In chapter 2 an overview of myogenesis in the non-cleft and cleft palate, the characteristics of soft palate muscles and the process of muscle regeneration is presented. In addition, novel therapeutic strategies based on tissue engineering to improve soft palate function after surgical repair are proposed.

 In chapter 3, a new in vivo model for the study of muscle regeneration in the soft palate of rats is established. This model is suitable to study muscle regeneration in the soft palate after surgical injury, and allows the development of novel adjuvant strategies to promote muscle regeneration. This offers new perspectives for the treatment of patients with cleft lip and/or palate, and for various other conditions in which the regeneration of head muscles is compromised.

 In chapter 4, we study the long–term regeneration of the soft palate muscles after excisional injury. Muscle regeneration begins with the activation, recruitment and proliferation of satellite cells from the wound margins early in wound healing. However, differentiated myoblasts within the wound fail to form new myofibers and large amounts of collagen are deposited in the wounded area. Fibrosis as well as defective muscle regeneration can hamper the functional recovery of the soft palate muscles after cleft palate repair. In order to determine whether the intrinsic properties of satellite cells from branchiomeric head muscles also contribute to impaired muscle regeneration in the soft palate, in vitro culture systems are required.

 Therefore, in chapter 5 a new protocol for the isolation, culture and differentiation of satellite cells from head muscles is presented. After isolation, low numbers of satellite cells are cultured on Matrigel spots of millimeter size to study their differentiation. This approach avoids the expansion and passaging of cells. In conclusion, this protocol offers new possibilities to study satellite cells derived from branchiomeric head muscles or other small muscles or muscle samples.

 In chapter 6, the fiber type distribution and the expression of satellite cell markers were studied in ex vivo muscle tissue. Next, the in vitro differentiation and myotube formation of satellite cells isolated from representative muscles originating from the 1st, 2nd and 4th branchial arches were investigated. This was done with satellite cells from neonatal (2-week-old) and young (9-week-old) rats to study the effects of age. In this study, we demonstrate that not only fibrosis but also the intrinsic properties of satellite cells may be responsible for the poor regeneration of the palate muscles after (surgical) injury. Moreover neonatal satellite cells appear to differentiate less than young satellite cells.

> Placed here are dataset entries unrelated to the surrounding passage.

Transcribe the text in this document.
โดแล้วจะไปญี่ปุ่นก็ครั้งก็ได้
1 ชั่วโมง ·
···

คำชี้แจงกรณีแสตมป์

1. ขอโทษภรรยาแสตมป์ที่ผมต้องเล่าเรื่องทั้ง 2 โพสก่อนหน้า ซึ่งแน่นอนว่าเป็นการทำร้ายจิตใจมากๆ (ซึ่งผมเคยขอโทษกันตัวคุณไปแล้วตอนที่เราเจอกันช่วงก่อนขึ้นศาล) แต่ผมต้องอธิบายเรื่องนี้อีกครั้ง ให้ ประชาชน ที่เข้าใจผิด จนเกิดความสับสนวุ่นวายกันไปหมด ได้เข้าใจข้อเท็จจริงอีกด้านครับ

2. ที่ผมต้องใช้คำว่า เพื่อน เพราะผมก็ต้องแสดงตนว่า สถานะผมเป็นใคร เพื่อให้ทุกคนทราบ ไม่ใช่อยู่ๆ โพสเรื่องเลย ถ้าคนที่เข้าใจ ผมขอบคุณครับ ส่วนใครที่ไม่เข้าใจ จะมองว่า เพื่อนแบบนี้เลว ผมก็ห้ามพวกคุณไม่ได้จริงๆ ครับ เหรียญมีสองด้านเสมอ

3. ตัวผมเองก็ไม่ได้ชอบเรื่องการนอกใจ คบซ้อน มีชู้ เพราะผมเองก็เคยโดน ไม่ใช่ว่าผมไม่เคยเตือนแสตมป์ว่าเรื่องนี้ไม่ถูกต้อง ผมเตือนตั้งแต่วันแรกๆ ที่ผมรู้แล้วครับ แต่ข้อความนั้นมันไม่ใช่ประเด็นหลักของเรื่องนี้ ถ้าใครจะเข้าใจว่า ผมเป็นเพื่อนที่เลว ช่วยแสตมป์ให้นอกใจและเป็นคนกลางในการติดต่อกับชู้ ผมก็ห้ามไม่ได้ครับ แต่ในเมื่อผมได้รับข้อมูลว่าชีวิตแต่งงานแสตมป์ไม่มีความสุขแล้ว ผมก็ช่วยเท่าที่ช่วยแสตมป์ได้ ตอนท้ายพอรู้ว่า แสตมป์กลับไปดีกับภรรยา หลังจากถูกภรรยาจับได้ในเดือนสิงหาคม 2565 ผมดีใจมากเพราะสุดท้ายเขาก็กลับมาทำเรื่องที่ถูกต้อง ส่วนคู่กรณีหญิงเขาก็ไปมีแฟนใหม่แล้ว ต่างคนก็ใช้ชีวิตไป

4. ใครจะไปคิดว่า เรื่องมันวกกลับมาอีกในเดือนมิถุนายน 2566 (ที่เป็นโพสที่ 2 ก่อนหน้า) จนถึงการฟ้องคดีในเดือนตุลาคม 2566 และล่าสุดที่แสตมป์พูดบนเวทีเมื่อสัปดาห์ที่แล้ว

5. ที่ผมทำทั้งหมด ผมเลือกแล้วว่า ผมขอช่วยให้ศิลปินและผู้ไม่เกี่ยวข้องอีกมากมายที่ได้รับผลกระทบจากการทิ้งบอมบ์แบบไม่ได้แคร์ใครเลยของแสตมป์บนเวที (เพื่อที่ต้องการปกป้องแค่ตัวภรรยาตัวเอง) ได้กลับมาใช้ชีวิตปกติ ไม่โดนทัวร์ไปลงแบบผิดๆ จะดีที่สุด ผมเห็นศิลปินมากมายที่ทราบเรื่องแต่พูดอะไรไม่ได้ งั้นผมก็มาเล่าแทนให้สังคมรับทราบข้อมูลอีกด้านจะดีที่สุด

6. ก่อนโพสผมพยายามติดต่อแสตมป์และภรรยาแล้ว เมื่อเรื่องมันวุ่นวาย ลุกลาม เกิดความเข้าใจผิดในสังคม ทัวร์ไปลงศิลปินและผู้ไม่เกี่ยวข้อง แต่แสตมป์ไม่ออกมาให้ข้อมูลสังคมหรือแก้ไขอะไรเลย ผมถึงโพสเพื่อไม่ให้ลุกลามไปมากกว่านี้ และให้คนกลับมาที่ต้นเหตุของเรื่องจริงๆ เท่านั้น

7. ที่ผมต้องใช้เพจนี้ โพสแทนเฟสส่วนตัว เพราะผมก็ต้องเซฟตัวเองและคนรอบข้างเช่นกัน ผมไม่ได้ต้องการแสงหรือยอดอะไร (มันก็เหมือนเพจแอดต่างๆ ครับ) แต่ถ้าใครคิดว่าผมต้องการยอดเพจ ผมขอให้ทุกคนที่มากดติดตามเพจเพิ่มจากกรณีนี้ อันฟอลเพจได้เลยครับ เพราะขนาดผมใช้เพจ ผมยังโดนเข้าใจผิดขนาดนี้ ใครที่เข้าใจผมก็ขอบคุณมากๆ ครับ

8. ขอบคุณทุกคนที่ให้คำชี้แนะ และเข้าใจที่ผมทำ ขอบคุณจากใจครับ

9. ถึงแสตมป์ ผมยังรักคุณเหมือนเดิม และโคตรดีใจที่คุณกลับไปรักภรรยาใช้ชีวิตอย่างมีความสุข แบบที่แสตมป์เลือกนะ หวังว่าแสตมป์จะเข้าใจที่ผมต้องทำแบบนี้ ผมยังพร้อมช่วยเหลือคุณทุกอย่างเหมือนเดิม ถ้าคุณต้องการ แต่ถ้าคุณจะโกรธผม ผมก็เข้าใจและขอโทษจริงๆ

 In chapter 7, the results of the subsequent studies are discussed. We developed a model for compromised muscle regeneration in the soft palate by introducing a full-thickness defect. This model offers promising possibilities for further research. However, in the future, the use of larger cleft palate models may be necessary as they will approach the clinical situation more closely. We also developed a rapid and economical method for the isolation and study of satellite cells derived from head muscles or small muscle samples. We confirmed earlier observations that differentiation of satellite cells from branchiomeric head muscles is delayed when compared with muscles from the limb. This delay in differentiation might explain the poor regeneration of branchiomeric head muscles in response to injury. We also demonstrated that age-depended differences in stem cell properties can determine the regeneration of palate muscles after injury. Further research on age-dependent differences in stem cell properties will provide valuable information for clinical application in growing patients. Also, additional studies on satellite cells from clefted muscles from transgenic animals with a cleft are warranted. In the future, potential new therapies will have to be tested in larger animal models. This research project is the first step into the development of novel therapies to improve cleft palate repair and the quality of life of patients with a cleft in the palate.